After I graduated high school, I didn’t know what to do with my life. I thought that going to college or university was only an option if you had money to go. I moved away and got my first job as a housekeeper. I was really into The 20 Minute Workout then and the lady of the house suggested that I become a fitness instructor, and that idea played on my mind for a very long time. I dreamed that I had my own studio and became like Kathy Smith, a famous—and probably rich—fitness guru. And many years later, when the idea came upon me again, I did do a fitness instructor course, but before I could take the final exam I got pregnant and well, that was that.

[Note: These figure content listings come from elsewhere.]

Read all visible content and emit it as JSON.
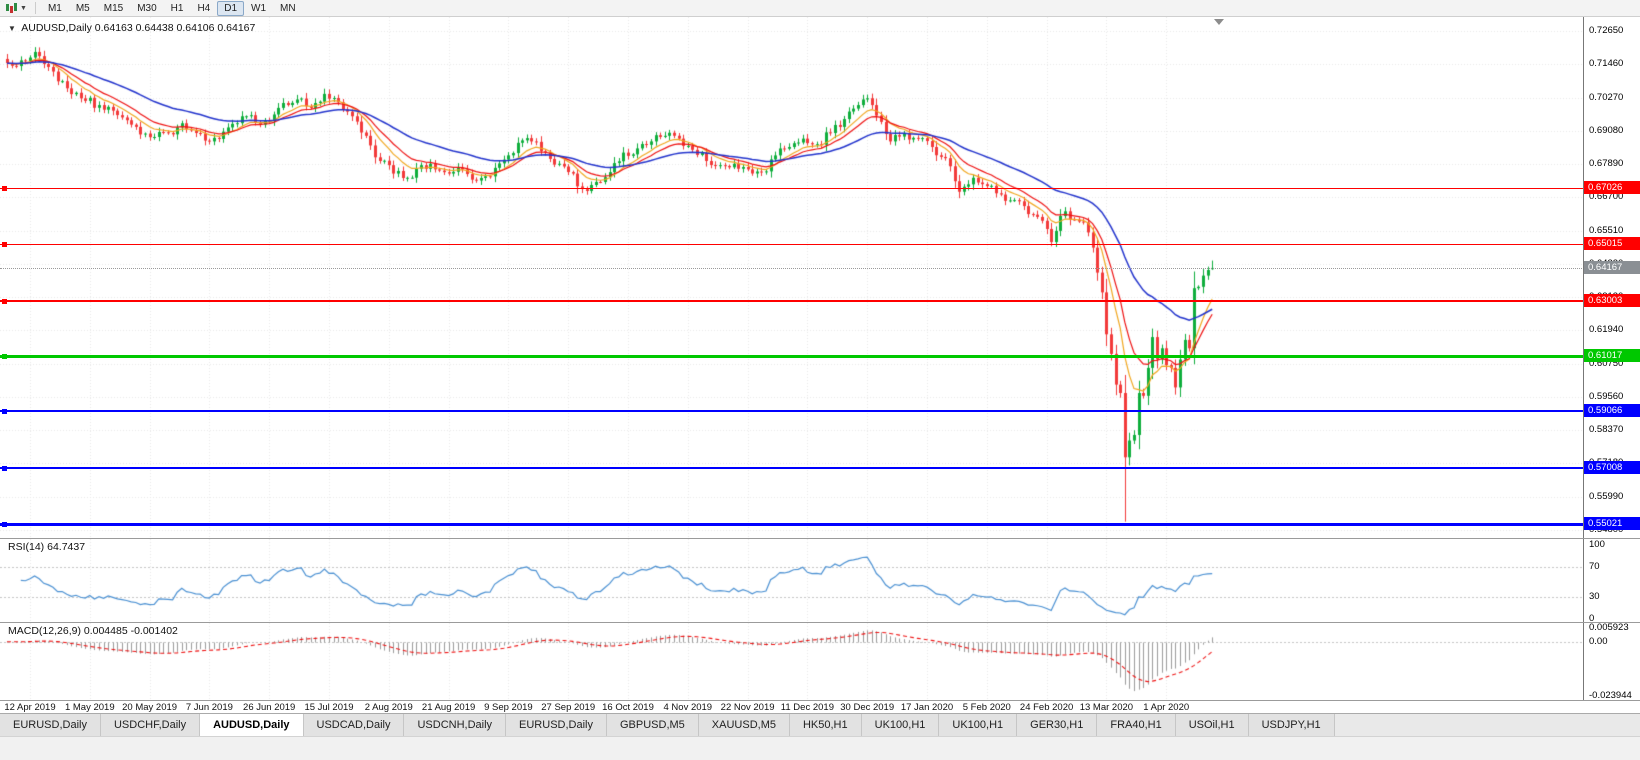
{
  "toolbar": {
    "timeframes": [
      "M1",
      "M5",
      "M15",
      "M30",
      "H1",
      "H4",
      "D1",
      "W1",
      "MN"
    ],
    "active_timeframe": "D1"
  },
  "chart": {
    "title": "AUDUSD,Daily",
    "ohlc_text": "0.64163 0.64438 0.64106 0.64167"
  },
  "chart_data": {
    "type": "candlestick",
    "symbol": "AUDUSD",
    "timeframe": "Daily",
    "bars": 263,
    "quote": {
      "open": "0.64163",
      "high": "0.64438",
      "low": "0.64106",
      "close": "0.64167"
    },
    "last_bar": {
      "open": 0.64163,
      "high": 0.64438,
      "low": 0.64106,
      "close": 0.64167
    },
    "price_axis": {
      "labels": [
        "0.72650",
        "0.71460",
        "0.70270",
        "0.69080",
        "0.67890",
        "0.66700",
        "0.65510",
        "0.64320",
        "0.63130",
        "0.61940",
        "0.60750",
        "0.59560",
        "0.58370",
        "0.57180",
        "0.55990",
        "0.54800"
      ]
    },
    "x_labels": [
      "12 Apr 2019",
      "1 May 2019",
      "20 May 2019",
      "7 Jun 2019",
      "26 Jun 2019",
      "15 Jul 2019",
      "2 Aug 2019",
      "21 Aug 2019",
      "9 Sep 2019",
      "27 Sep 2019",
      "16 Oct 2019",
      "4 Nov 2019",
      "22 Nov 2019",
      "11 Dec 2019",
      "30 Dec 2019",
      "17 Jan 2020",
      "5 Feb 2020",
      "24 Feb 2020",
      "13 Mar 2020",
      "1 Apr 2020"
    ],
    "x_label_step_bars": 13,
    "x_label_first_bar": 5,
    "close_anchors": [
      [
        0,
        0.715
      ],
      [
        3,
        0.716
      ],
      [
        5,
        0.717
      ],
      [
        7,
        0.7175
      ],
      [
        10,
        0.712
      ],
      [
        13,
        0.706
      ],
      [
        17,
        0.7015
      ],
      [
        20,
        0.7
      ],
      [
        23,
        0.698
      ],
      [
        27,
        0.693
      ],
      [
        31,
        0.6885
      ],
      [
        35,
        0.69
      ],
      [
        38,
        0.6935
      ],
      [
        41,
        0.69
      ],
      [
        44,
        0.687
      ],
      [
        48,
        0.692
      ],
      [
        52,
        0.696
      ],
      [
        55,
        0.693
      ],
      [
        59,
        0.699
      ],
      [
        63,
        0.702
      ],
      [
        66,
        0.699
      ],
      [
        69,
        0.704
      ],
      [
        72,
        0.701
      ],
      [
        75,
        0.696
      ],
      [
        78,
        0.689
      ],
      [
        81,
        0.68
      ],
      [
        84,
        0.6755
      ],
      [
        87,
        0.674
      ],
      [
        90,
        0.6785
      ],
      [
        93,
        0.677
      ],
      [
        96,
        0.6755
      ],
      [
        99,
        0.677
      ],
      [
        102,
        0.673
      ],
      [
        105,
        0.6745
      ],
      [
        108,
        0.6805
      ],
      [
        111,
        0.6865
      ],
      [
        114,
        0.687
      ],
      [
        117,
        0.683
      ],
      [
        120,
        0.679
      ],
      [
        123,
        0.6755
      ],
      [
        125,
        0.67
      ],
      [
        128,
        0.6725
      ],
      [
        131,
        0.676
      ],
      [
        134,
        0.683
      ],
      [
        137,
        0.6845
      ],
      [
        140,
        0.687
      ],
      [
        143,
        0.689
      ],
      [
        146,
        0.688
      ],
      [
        149,
        0.684
      ],
      [
        152,
        0.68
      ],
      [
        155,
        0.6785
      ],
      [
        158,
        0.679
      ],
      [
        161,
        0.677
      ],
      [
        164,
        0.676
      ],
      [
        167,
        0.682
      ],
      [
        170,
        0.685
      ],
      [
        173,
        0.688
      ],
      [
        176,
        0.686
      ],
      [
        179,
        0.69
      ],
      [
        182,
        0.695
      ],
      [
        185,
        0.7
      ],
      [
        186,
        0.702
      ],
      [
        188,
        0.7
      ],
      [
        190,
        0.694
      ],
      [
        192,
        0.687
      ],
      [
        195,
        0.69
      ],
      [
        198,
        0.688
      ],
      [
        201,
        0.685
      ],
      [
        204,
        0.681
      ],
      [
        207,
        0.669
      ],
      [
        210,
        0.674
      ],
      [
        213,
        0.671
      ],
      [
        216,
        0.668
      ],
      [
        219,
        0.666
      ],
      [
        222,
        0.661
      ],
      [
        224,
        0.66
      ],
      [
        227,
        0.651
      ],
      [
        228,
        0.655
      ],
      [
        230,
        0.662
      ],
      [
        232,
        0.659
      ],
      [
        234,
        0.658
      ],
      [
        236,
        0.649
      ],
      [
        238,
        0.633
      ],
      [
        239,
        0.618
      ],
      [
        240,
        0.611
      ],
      [
        241,
        0.6
      ],
      [
        242,
        0.597
      ],
      [
        243,
        0.574
      ],
      [
        244,
        0.58
      ],
      [
        245,
        0.582
      ],
      [
        246,
        0.597
      ],
      [
        247,
        0.596
      ],
      [
        248,
        0.606
      ],
      [
        249,
        0.617
      ],
      [
        250,
        0.609
      ],
      [
        251,
        0.613
      ],
      [
        252,
        0.607
      ],
      [
        253,
        0.606
      ],
      [
        254,
        0.599
      ],
      [
        255,
        0.609
      ],
      [
        256,
        0.616
      ],
      [
        257,
        0.613
      ],
      [
        258,
        0.6345
      ],
      [
        259,
        0.635
      ],
      [
        260,
        0.639
      ],
      [
        261,
        0.641
      ],
      [
        262,
        0.64167
      ]
    ],
    "special_wicks": [
      [
        243,
        0.551
      ]
    ],
    "moving_averages": [
      {
        "name": "fast",
        "period": 8,
        "type": "ema",
        "color": "#f0a61e"
      },
      {
        "name": "mid",
        "period": 13,
        "type": "ema",
        "color": "#ee1111"
      },
      {
        "name": "slow",
        "period": 34,
        "type": "ema",
        "color": "#2233cc"
      }
    ],
    "hlines": [
      {
        "price": 0.67026,
        "label": "0.67026",
        "color": "#ff0000",
        "width": 1
      },
      {
        "price": 0.65015,
        "label": "0.65015",
        "color": "#ff0000",
        "width": 1
      },
      {
        "price": 0.63003,
        "label": "0.63003",
        "color": "#ff0000",
        "width": 2
      },
      {
        "price": 0.61017,
        "label": "0.61017",
        "color": "#00c800",
        "width": 3
      },
      {
        "price": 0.59066,
        "label": "0.59066",
        "color": "#0000ff",
        "width": 2
      },
      {
        "price": 0.57008,
        "label": "0.57008",
        "color": "#0000ff",
        "width": 2
      },
      {
        "price": 0.55021,
        "label": "0.55021",
        "color": "#0000ff",
        "width": 3
      }
    ],
    "current_price": {
      "value": 0.64167,
      "label": "0.64167",
      "color": "#8a8f94"
    },
    "rsi": {
      "label": "RSI(14)",
      "value_text": "64.7437",
      "period": 14,
      "levels": [
        100,
        70,
        30,
        0
      ],
      "color": "#4a90d2"
    },
    "macd": {
      "label": "MACD(12,26,9)",
      "values_text": "0.004485 -0.001402",
      "axis_labels": [
        "0.005923",
        "0.00",
        "-0.023944"
      ],
      "hist_color": "#9b9b9b",
      "signal_color": "#ee1111"
    },
    "colors": {
      "up": "#0fae3c",
      "down": "#f23a3a",
      "grid": "#e8e8e8",
      "background": "#ffffff"
    }
  },
  "tabs": [
    "EURUSD,Daily",
    "USDCHF,Daily",
    "AUDUSD,Daily",
    "USDCAD,Daily",
    "USDCNH,Daily",
    "EURUSD,Daily",
    "GBPUSD,M5",
    "XAUUSD,M5",
    "HK50,H1",
    "UK100,H1",
    "UK100,H1",
    "GER30,H1",
    "FRA40,H1",
    "USOil,H1",
    "USDJPY,H1"
  ],
  "active_tab_index": 2
}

Odd jobs just weren’t the thing for me, so once I learned what a Student Loan was I decided to go to college. I applied to a business college to take a Legal Secretary course and, once again, illusions of grandeur made me a fine lawyer, the first in the family to ever hold a job of such high esteem.  I finished the course, moved to Toronto, and got an entry level position as a receptionist. I applied to the University of Toronto and was all set to start law school, but I was in a very abusive relationship and became a mess. I went through a divorce and lost everything. I was broke with nothing to show for ten years of marriage but a few suitcases of clothes.

I went back to my hometown to live with my mother, and after I got my life straightened away, I went back to Toronto with a new partner and went back to work. I did the fitness instructor course, but didn’t make it to the final exam because I felt that it was too strenuous; I was carrying a baby. Once the baby was born, we moved back to our hometown where I attended school to be a Pharmacy Technician. Yes, once again, illusions of grandeur made me a wonderful Pharmacist with a fantastic bedside manner. I ran my own pharmacy, took great care of my customers and employees, and was very satisfied with my career. At the time that I was thinking about applying for pharmacy, my sixth “dream,” I got into a car accident and didn’t work for eight years.

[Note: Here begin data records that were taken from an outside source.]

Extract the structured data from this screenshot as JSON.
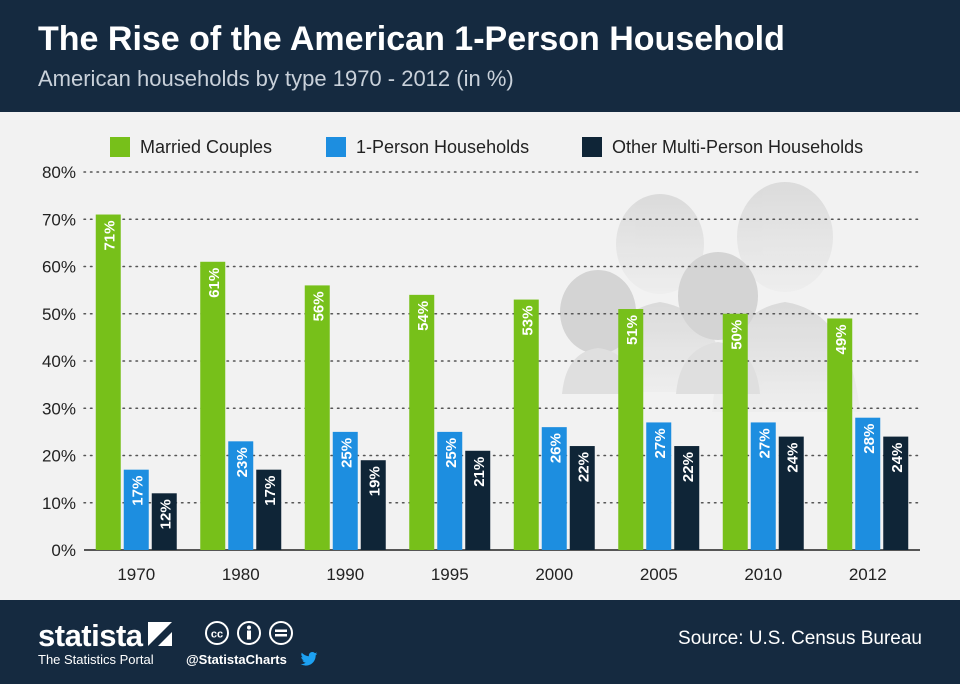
{
  "header": {
    "title": "The Rise of the American 1-Person Household",
    "subtitle": "American households by type 1970 - 2012 (in %)"
  },
  "chart_data": {
    "type": "bar",
    "categories": [
      "1970",
      "1980",
      "1990",
      "1995",
      "2000",
      "2005",
      "2010",
      "2012"
    ],
    "series": [
      {
        "name": "Married Couples",
        "color": "#77c01a",
        "values": [
          71,
          61,
          56,
          54,
          53,
          51,
          50,
          49
        ],
        "labels": [
          "71%",
          "61%",
          "56%",
          "54%",
          "53%",
          "51%",
          "50%",
          "49%"
        ]
      },
      {
        "name": "1-Person Households",
        "color": "#1d8ee0",
        "values": [
          17,
          23,
          25,
          25,
          26,
          27,
          27,
          28
        ],
        "labels": [
          "17%",
          "23%",
          "25%",
          "25%",
          "26%",
          "27%",
          "27%",
          "28%"
        ]
      },
      {
        "name": "Other Multi-Person Households",
        "color": "#0f2537",
        "values": [
          12,
          17,
          19,
          21,
          22,
          22,
          24,
          24
        ],
        "labels": [
          "12%",
          "17%",
          "19%",
          "21%",
          "22%",
          "22%",
          "24%",
          "24%"
        ]
      }
    ],
    "ylim": [
      0,
      80
    ],
    "yticks": [
      "0%",
      "10%",
      "20%",
      "30%",
      "40%",
      "50%",
      "60%",
      "70%",
      "80%"
    ],
    "legend_position": "top",
    "grid": true
  },
  "footer": {
    "brand": "statista",
    "portal": "The Statistics Portal",
    "handle": "@StatistaCharts",
    "source": "Source: U.S. Census Bureau"
  },
  "icons": [
    "statista-logo-icon",
    "creative-commons-icon",
    "attribution-icon",
    "no-derivatives-icon",
    "twitter-icon",
    "people-group-icon"
  ]
}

Now, I do a little writing for magazines, am working on a novel, enter writing contests, and work on this little experimental blog. I do not have any dreams of becoming a great writer. If I get a few dollars from something I write that’s fine, but I will not be fooled into thinking that I can become something that I am not, for fear that something will happen to my fingers to prevent me from typing on the computer.

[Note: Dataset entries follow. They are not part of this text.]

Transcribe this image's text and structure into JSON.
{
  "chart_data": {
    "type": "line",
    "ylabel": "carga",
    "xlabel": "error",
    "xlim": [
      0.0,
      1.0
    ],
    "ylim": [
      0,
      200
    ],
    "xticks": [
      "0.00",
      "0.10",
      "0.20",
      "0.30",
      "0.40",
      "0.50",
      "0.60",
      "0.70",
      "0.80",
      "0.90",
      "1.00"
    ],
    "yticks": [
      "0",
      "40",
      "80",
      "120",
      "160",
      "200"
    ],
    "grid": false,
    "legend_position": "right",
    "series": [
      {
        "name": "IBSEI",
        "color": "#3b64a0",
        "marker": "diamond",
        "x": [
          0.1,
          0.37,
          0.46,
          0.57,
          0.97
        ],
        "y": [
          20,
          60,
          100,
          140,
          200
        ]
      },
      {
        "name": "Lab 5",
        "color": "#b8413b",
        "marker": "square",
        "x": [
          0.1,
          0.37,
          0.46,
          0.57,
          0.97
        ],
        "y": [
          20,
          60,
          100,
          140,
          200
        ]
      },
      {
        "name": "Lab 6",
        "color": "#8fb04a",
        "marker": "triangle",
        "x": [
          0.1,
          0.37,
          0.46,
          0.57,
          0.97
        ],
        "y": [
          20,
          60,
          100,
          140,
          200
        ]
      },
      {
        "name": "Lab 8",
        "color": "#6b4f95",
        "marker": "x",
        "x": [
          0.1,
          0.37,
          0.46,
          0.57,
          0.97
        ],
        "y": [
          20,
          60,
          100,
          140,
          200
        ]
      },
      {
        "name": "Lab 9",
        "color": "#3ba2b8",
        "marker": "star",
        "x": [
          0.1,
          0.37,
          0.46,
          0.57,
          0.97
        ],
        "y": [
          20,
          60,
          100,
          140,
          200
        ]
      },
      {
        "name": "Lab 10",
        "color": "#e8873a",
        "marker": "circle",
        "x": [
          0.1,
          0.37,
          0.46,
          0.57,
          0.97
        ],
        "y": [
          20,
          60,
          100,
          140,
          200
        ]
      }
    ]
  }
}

Does my story sound familiar to any of you out there? Did you once have a dream, but it just didn’t come to fruition? Sometimes, I wonder where my dreams went. Perhaps I did not work hard enough, perhaps I gave up to soon; maybe I didn’t put my heart into what I was doing, or maybe circumstances got in the way. Most times, money was the issue. Maybe the universe was trying to tell me something, maybe I just didn’t believe in myself. When I really think about it, I think maybe they weren’t really dreams at all, just thoughts to occupy my mind at the time.

Anyway, this is what I was thinking about on Tuesday, June 9, when I turned 48 years old. Where did my dreams go?